Solving the heat equation on the semi-infinite rod

Question

Cross posted in scicomp.SE.

---

I want to test the solution which is given below is right by Mathematica.

Please look the post in mathstackexhange

or

Please look below.

Question: Solve the following heat equation on the semi-infinite rod

$\qquad u_t=ku_{xx}$

where $x,t>0$ and

$\qquad u_x(0,t) =0$ and $u(x,0)=\begin{cases} 1, & 0 < x <2 \\ 0, & 2\leq x \end{cases}$

with proper Fourier transform.

Answer

We found the following answer

$ \qquad u(x,t) = \frac{2}{\pi}\int_{0}^{\infty}e^{-s^2 t}\frac{1-\cos(2s)}{s}\cos(sx)ds. $

Code

But I am not sure the solution is right. I am not capable of testing it in Mathematica.

Could you help me?

Answer 1

Personally I think the problem is interesting, so let me extend my comments to an answer. First of all, DSolve can solve OP's problem straightforwardly (in Mathematica 10.3 or higher, if I remember correctly):

With[{u = u[t, x]}, 
 eq = D[u, t] == k D[u, x, x];
 ic = u == Piecewise[{{1, 0 < x < 2}}] /. t -> 0;
 bc = D[u, x] == 0 /. x -> 0;]

asol = DSolveValue[{eq, ic, bc}, u, {t, x}, Assumptions -> {x > 0, k > 0}];
asol[t, x]
(* 1/2 (-Erf[(-2 + x)/(2 Sqrt[k] Sqrt[t])] + Erf[(2 + x)/(2 Sqrt[k] Sqrt[t])]) *)

Remark

There seems to be a bug in DSolve in v11.2.0.

DSolve[{eq, ic, bc}, u[t, x], {t, x}]

will return unevaluated.

As one can see, DSolve expresses the solution with Erf, so it's not immediately clear whether OP's solution is correct or not, and Mathematica's functions for simplifying also doesn't work well in this case, so let's obtain the analytic solution with another approach, that is, making use of Fourier cosine transform to eliminate the derivative of $x$:

fct = FourierCosTransform[#, x, s] &;

tset = Map[fct, {eq, ic}, {2}] /. Rule @@ bc /. 
  HoldPattern@FourierCosTransform[a_, __] :> a

tsol = u[t, x] /. DSolve[tset, u[t, x], t][[1]]
(* (E^(-k s^2 t) Sqrt[2/π] Sin[2 s])/s *)

Remark

I've made the transform on the PDE in a quick way, for a more general approach, check this post.

InverseFourierCosTransform has difficulty in transforming tsol, but it doesn't matter because the integral form is just what we want.
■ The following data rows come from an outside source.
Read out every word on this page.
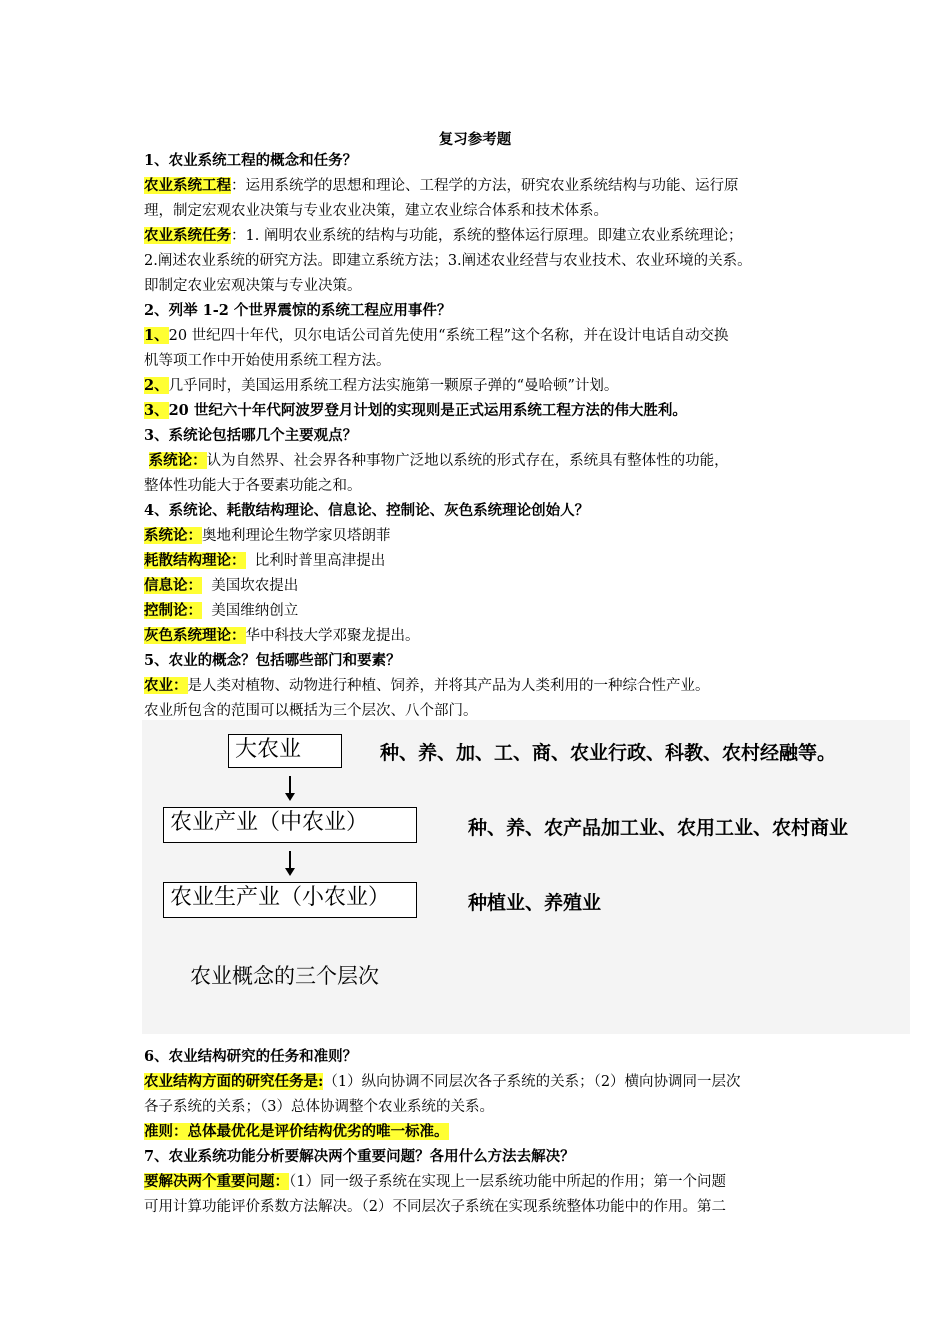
复习参考题
1、农业系统工程的概念和任务？
农业系统工程：运用系统学的思想和理论、工程学的方法，研究农业系统结构与功能、运行原
理，制定宏观农业决策与专业农业决策，建立农业综合体系和技术体系。
农业系统任务：1. 阐明农业系统的结构与功能，系统的整体运行原理。即建立农业系统理论；
2.阐述农业系统的研究方法。即建立系统方法；3.阐述农业经营与农业技术、农业环境的关系。
即制定农业宏观决策与专业决策。
2、列举 1-2 个世界震惊的系统工程应用事件？
1、20 世纪四十年代，贝尔电话公司首先使用“系统工程”这个名称，并在设计电话自动交换
机等项工作中开始使用系统工程方法。
2、几乎同时，美国运用系统工程方法实施第一颗原子弹的“曼哈顿”计划。
3、20 世纪六十年代阿波罗登月计划的实现则是正式运用系统工程方法的伟大胜利。
3、系统论包括哪几个主要观点？
系统论：认为自然界、社会界各种事物广泛地以系统的形式存在，系统具有整体性的功能，
整体性功能大于各要素功能之和。
4、系统论、耗散结构理论、信息论、控制论、灰色系统理论创始人？
系统论：奥地利理论生物学家贝塔朗菲
耗散结构理论：  比利时普里高津提出
信息论：  美国坎农提出
控制论：  美国维纳创立
灰色系统理论：华中科技大学邓聚龙提出。
5、农业的概念？包括哪些部门和要素？
农业：是人类对植物、动物进行种植、饲养，并将其产品为人类利用的一种综合性产业。
农业所包含的范围可以概括为三个层次、八个部门。
大农业	种、养、加、工、商、农业行政、科教、农村经融等。
农业产业（中农业）	种、养、农产品加工业、农用工业、农村商业
农业生产业（小农业）	种植业、养殖业
农业概念的三个层次
6、农业结构研究的任务和准则？
农业结构方面的研究任务是:（1）纵向协调不同层次各子系统的关系；（2）横向协调同一层次
各子系统的关系；（3）总体协调整个农业系统的关系。
准则：总体最优化是评价结构优劣的唯一标准。
7、农业系统功能分析要解决两个重要问题？各用什么方法去解决？
要解决两个重要问题：（1）同一级子系统在实现上一层系统功能中所起的作用；第一个问题
可用计算功能评价系数方法解决。（2）不同层次子系统在实现系统整体功能中的作用。第二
By checking the formula of inverse Fourier cosine transform, we find the solution should be

$$u(t,x)=\sqrt{\frac{2}{\pi }} \int_0^{\infty } \frac{e^{-k s^2 t} \sqrt{\frac{2}{\pi }} \cos (s x) \sin (2 s)}{s} \, ds$$

It's apparently different from the one in your question, and numeric calculation shows this solution is the same as the one given by DSolve, so the one in your question is wrong.
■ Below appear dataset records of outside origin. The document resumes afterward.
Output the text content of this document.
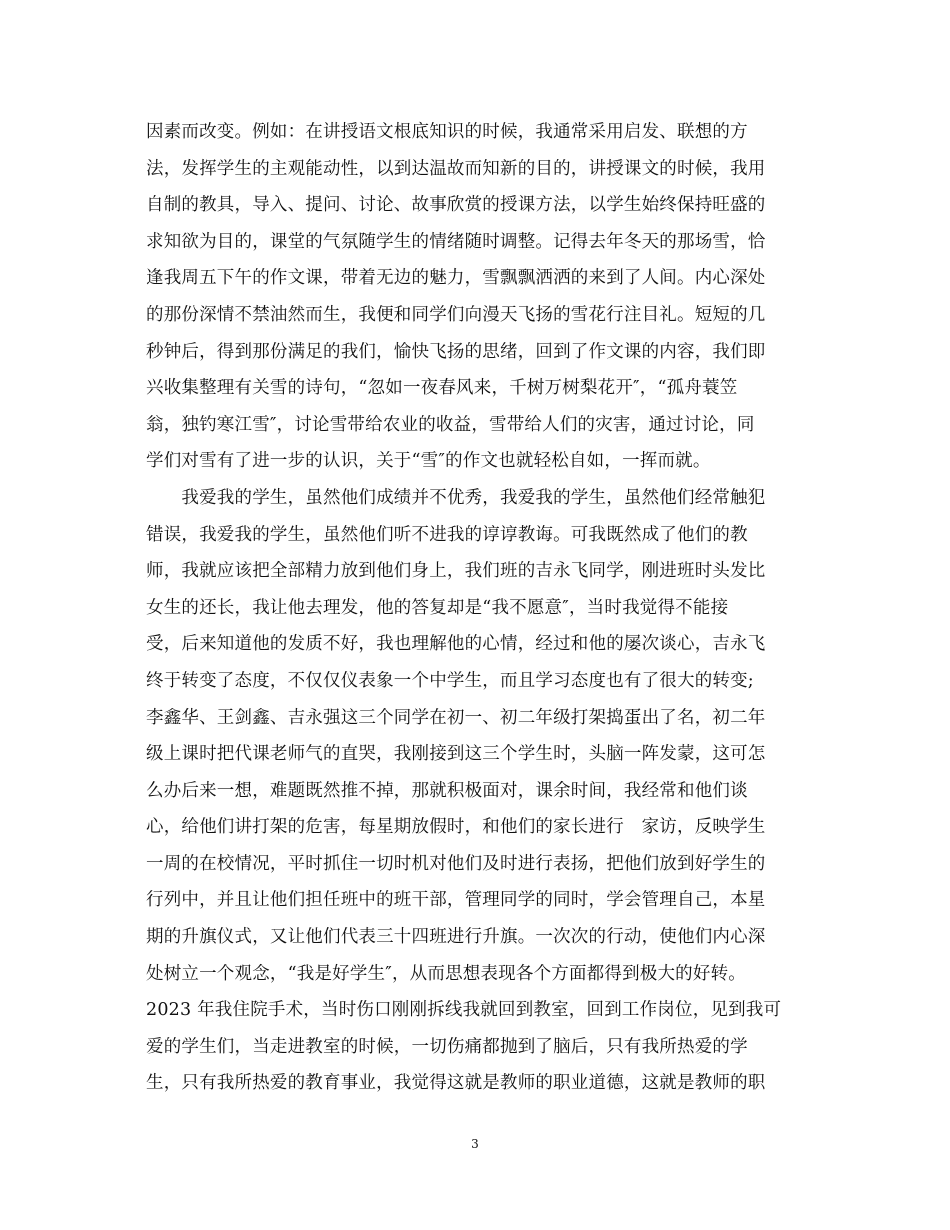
因素而改变。例如：在讲授语文根底知识的时候，我通常采用启发、联想的方
法，发挥学生的主观能动性，以到达温故而知新的目的，讲授课文的时候，我用
自制的教具，导入、提问、讨论、故事欣赏的授课方法，以学生始终保持旺盛的
求知欲为目的，课堂的气氛随学生的情绪随时调整。记得去年冬天的那场雪，恰
逢我周五下午的作文课，带着无边的魅力，雪飘飘洒洒的来到了人间。内心深处
的那份深情不禁油然而生，我便和同学们向漫天飞扬的雪花行注目礼。短短的几
秒钟后，得到那份满足的我们，愉快飞扬的思绪，回到了作文课的内容，我们即
兴收集整理有关雪的诗句，“忽如一夜春风来，千树万树梨花开″，“孤舟蓑笠
翁，独钓寒江雪″，讨论雪带给农业的收益，雪带给人们的灾害，通过讨论，同
学们对雪有了进一步的认识，关于“雪″的作文也就轻松自如，一挥而就。
　　我爱我的学生，虽然他们成绩并不优秀，我爱我的学生，虽然他们经常触犯
错误，我爱我的学生，虽然他们听不进我的谆谆教诲。可我既然成了他们的教
师，我就应该把全部精力放到他们身上，我们班的吉永飞同学，刚进班时头发比
女生的还长，我让他去理发，他的答复却是“我不愿意″，当时我觉得不能接
受，后来知道他的发质不好，我也理解他的心情，经过和他的屡次谈心，吉永飞
终于转变了态度，不仅仅仪表象一个中学生，而且学习态度也有了很大的转变;
李鑫华、王剑鑫、吉永强这三个同学在初一、初二年级打架捣蛋出了名，初二年
级上课时把代课老师气的直哭，我刚接到这三个学生时，头脑一阵发蒙，这可怎
么办后来一想，难题既然推不掉，那就积极面对，课余时间，我经常和他们谈
心，给他们讲打架的危害，每星期放假时，和他们的家长进行　家访，反映学生
一周的在校情况，平时抓住一切时机对他们及时进行表扬，把他们放到好学生的
行列中，并且让他们担任班中的班干部，管理同学的同时，学会管理自己，本星
期的升旗仪式，又让他们代表三十四班进行升旗。一次次的行动，使他们内心深
处树立一个观念，“我是好学生″，从而思想表现各个方面都得到极大的好转。
2023 年我住院手术，当时伤口刚刚拆线我就回到教室，回到工作岗位，见到我可
爱的学生们，当走进教室的时候，一切伤痛都抛到了脑后，只有我所热爱的学
生，只有我所热爱的教育事业，我觉得这就是教师的职业道德，这就是教师的职
3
Finally, a illustration for the solution:

Plot3D[asol[t, x] /. k -> 1 // Evaluate, {x, 0, 4}, {t, 0, 10}]

---

Update

Inspired by Ars3nous' comment below, I noticed InverseFourierCosTransform can actually transform tsol. We just need a proper assumption:

InverseFourierCosTransform[tsol, s, x, Assumptions -> k > 0]
(* 1/2 (-Erf[(-2 + x)/(2 Sqrt[k t])] + Erf[(2 + x)/(2 Sqrt[k t])]) *)

Apparently it's the same as asol.